Born and raised in Manchuria, he went to Japan to study after gaining a scholarship. After finishing his studies there, Du returned to Manchuria to become a prominent businessman, running one of the most successful porcelain factories in the region. Later, Du began a new career, becoming a famous editorialist for the Shanghai journal Shenghuo zhoukan (Life Weekly), one of the best-selling weekly news journals of the era. He worked there with Zou Taofen. In 1941, shortly after accepting the position of head of Xinjiang University, Du was arrested when he aroused suspicions of being a Communist sympathizer. He was then executed in 1943.

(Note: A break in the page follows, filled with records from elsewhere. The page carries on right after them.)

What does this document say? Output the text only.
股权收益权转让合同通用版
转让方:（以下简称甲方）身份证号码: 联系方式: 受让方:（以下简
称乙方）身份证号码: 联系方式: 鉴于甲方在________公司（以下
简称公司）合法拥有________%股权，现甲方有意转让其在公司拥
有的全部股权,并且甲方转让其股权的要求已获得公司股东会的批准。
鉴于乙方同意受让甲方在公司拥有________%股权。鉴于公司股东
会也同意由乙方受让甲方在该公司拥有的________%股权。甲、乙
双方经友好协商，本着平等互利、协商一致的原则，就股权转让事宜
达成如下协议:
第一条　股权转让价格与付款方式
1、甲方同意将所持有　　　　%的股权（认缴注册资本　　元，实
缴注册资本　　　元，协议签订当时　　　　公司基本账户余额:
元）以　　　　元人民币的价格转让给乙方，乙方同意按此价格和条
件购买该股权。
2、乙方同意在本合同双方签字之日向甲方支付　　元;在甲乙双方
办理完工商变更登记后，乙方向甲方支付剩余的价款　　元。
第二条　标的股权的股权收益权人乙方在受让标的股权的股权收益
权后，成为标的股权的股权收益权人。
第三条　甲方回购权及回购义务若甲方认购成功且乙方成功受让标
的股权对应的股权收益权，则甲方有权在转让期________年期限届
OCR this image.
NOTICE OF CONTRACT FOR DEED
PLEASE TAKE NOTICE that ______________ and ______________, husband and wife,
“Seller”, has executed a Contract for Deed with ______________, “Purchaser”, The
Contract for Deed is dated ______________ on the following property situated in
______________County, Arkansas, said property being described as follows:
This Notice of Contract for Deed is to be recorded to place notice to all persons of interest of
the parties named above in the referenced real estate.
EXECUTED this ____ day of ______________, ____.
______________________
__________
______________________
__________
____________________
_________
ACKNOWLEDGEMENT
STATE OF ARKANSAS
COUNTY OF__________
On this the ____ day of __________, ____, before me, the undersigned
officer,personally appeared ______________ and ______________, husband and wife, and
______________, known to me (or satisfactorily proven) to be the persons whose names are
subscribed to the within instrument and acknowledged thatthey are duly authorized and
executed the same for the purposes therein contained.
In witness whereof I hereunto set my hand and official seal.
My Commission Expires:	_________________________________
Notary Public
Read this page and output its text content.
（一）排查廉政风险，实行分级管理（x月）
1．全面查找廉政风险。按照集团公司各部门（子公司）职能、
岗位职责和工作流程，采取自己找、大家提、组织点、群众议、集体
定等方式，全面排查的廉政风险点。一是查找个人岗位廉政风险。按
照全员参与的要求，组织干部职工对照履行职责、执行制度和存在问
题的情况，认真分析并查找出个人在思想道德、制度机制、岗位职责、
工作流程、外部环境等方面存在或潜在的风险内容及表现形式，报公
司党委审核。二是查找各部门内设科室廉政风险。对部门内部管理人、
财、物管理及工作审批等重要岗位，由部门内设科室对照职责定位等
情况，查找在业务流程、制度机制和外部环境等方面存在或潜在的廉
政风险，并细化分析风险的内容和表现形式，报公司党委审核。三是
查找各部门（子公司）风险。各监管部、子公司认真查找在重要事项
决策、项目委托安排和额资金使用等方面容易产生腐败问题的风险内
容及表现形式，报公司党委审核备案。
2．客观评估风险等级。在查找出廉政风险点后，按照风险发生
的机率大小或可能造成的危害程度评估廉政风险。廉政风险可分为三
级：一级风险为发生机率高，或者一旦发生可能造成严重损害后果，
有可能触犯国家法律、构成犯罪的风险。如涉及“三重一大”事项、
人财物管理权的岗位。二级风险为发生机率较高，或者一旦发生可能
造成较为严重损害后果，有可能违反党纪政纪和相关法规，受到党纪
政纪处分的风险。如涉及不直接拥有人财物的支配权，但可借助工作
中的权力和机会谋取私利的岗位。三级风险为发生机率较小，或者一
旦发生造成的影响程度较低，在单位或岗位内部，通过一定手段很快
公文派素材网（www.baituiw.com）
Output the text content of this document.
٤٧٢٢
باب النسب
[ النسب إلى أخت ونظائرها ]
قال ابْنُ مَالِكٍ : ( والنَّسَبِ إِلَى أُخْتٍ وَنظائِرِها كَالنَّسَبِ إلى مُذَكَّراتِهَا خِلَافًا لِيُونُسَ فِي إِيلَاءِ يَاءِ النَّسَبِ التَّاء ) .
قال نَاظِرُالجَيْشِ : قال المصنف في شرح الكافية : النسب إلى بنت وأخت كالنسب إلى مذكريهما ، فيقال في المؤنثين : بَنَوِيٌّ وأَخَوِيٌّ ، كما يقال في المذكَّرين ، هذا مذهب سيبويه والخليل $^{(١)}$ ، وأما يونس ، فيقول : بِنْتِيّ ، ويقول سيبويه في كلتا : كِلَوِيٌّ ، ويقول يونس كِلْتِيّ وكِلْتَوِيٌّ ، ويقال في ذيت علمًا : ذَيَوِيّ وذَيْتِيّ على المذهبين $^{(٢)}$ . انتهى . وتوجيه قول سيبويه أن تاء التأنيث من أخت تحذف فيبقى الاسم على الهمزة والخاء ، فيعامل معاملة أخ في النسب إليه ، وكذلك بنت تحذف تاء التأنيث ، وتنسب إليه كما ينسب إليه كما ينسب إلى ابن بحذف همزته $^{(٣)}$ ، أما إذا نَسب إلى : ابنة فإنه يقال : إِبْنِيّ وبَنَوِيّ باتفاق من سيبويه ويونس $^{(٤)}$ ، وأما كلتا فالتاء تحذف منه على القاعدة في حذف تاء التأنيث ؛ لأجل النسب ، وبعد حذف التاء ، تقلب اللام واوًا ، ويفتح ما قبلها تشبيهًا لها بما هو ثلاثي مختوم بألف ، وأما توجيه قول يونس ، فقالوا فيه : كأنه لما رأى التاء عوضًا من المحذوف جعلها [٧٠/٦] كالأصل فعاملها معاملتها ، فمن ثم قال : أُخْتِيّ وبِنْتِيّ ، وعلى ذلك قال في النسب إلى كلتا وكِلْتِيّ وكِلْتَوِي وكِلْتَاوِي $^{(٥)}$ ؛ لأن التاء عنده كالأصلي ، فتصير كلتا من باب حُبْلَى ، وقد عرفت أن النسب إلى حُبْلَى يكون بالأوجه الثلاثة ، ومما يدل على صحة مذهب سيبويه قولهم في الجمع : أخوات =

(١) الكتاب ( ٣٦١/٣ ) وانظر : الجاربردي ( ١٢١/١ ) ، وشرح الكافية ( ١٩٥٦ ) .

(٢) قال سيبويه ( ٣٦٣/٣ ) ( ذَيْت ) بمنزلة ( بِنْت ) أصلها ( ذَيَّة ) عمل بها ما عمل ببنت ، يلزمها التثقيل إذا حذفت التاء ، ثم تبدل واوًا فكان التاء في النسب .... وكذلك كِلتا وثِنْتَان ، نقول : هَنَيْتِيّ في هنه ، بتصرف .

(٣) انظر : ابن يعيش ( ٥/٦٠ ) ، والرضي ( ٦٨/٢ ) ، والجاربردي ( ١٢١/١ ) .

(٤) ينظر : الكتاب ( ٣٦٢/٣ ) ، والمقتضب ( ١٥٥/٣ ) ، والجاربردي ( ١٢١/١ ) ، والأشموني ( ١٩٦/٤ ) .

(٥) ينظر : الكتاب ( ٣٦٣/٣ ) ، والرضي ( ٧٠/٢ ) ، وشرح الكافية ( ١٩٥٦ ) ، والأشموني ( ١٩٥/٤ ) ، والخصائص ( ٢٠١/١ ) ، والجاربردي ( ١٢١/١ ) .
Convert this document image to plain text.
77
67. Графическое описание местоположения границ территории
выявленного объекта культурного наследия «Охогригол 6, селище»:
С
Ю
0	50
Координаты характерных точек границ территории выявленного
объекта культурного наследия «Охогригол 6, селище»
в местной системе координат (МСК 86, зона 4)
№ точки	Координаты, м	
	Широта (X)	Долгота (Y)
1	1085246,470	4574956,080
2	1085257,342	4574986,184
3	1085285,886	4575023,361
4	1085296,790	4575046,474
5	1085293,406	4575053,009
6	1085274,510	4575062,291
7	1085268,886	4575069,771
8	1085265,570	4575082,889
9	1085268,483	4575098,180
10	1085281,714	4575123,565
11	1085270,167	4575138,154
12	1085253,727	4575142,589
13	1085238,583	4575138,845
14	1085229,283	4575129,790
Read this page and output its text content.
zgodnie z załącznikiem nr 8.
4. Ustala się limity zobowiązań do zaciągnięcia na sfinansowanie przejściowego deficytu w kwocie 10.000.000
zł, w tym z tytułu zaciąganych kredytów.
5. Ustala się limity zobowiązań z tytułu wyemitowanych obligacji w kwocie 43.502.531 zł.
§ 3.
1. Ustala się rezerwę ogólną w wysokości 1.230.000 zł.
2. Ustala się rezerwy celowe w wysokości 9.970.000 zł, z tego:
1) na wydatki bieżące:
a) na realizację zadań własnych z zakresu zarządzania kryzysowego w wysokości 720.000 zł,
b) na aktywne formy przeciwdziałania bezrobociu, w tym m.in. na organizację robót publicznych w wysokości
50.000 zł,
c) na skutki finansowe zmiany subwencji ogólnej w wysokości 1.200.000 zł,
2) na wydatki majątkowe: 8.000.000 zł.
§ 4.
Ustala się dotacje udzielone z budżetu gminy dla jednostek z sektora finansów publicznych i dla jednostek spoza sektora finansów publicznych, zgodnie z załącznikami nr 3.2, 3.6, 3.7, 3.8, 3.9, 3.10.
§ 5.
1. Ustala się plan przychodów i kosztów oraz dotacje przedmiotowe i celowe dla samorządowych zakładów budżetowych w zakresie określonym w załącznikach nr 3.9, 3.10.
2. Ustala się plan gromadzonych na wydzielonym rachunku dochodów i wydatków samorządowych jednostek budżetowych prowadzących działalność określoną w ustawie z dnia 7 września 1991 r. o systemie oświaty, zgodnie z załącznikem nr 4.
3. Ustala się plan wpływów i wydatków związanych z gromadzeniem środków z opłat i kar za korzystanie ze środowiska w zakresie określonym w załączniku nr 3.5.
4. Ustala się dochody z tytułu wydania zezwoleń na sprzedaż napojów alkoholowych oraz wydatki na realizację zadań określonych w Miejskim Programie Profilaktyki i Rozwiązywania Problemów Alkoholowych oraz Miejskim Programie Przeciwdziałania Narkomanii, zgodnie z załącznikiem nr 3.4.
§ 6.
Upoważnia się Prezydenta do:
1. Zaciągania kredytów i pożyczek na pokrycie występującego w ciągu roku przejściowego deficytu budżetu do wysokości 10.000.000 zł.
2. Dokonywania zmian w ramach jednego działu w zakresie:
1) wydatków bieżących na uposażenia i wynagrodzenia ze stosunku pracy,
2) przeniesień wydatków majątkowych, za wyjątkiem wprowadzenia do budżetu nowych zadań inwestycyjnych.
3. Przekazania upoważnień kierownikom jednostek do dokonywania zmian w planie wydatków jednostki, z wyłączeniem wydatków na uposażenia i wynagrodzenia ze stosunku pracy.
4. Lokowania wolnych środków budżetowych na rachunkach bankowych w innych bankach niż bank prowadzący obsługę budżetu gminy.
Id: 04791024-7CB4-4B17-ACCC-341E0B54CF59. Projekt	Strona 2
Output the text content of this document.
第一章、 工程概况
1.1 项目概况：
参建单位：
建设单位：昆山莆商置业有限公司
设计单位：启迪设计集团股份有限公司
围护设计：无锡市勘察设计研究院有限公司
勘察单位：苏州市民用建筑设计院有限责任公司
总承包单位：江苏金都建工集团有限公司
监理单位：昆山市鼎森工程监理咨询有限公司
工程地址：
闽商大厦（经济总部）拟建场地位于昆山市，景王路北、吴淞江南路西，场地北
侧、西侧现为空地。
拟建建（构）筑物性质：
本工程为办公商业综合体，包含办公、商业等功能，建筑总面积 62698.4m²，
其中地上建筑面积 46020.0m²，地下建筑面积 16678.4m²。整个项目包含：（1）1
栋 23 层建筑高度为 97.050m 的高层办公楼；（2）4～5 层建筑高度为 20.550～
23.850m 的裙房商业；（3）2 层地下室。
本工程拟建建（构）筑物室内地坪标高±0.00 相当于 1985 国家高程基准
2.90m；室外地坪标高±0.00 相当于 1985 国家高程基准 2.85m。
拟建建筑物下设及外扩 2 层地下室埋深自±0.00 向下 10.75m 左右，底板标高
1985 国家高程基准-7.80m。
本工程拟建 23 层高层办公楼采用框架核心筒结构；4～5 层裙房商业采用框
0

As China went through the war against Japan, the civil war between Nationalists and Communists, and the shocks of the People's Republic period, memory of Du Zhongyuan faded. But he did not disappear permanently. In recent decades, his story has been revived, particularly in his home provinces in the Northeast of China: in the newly nationalistic atmosphere that marks contemporary China, he is portrayed as a patriot who spoke out at China's time of greatest need. As China becomes obsessed, after more than sixty years, with its war against Japan, Du's place in history seems likely to become more assured.

Du Zhongyuan is survived by his two daughters, Du Yi and Du Ying, both of whom live currently in Shanghai.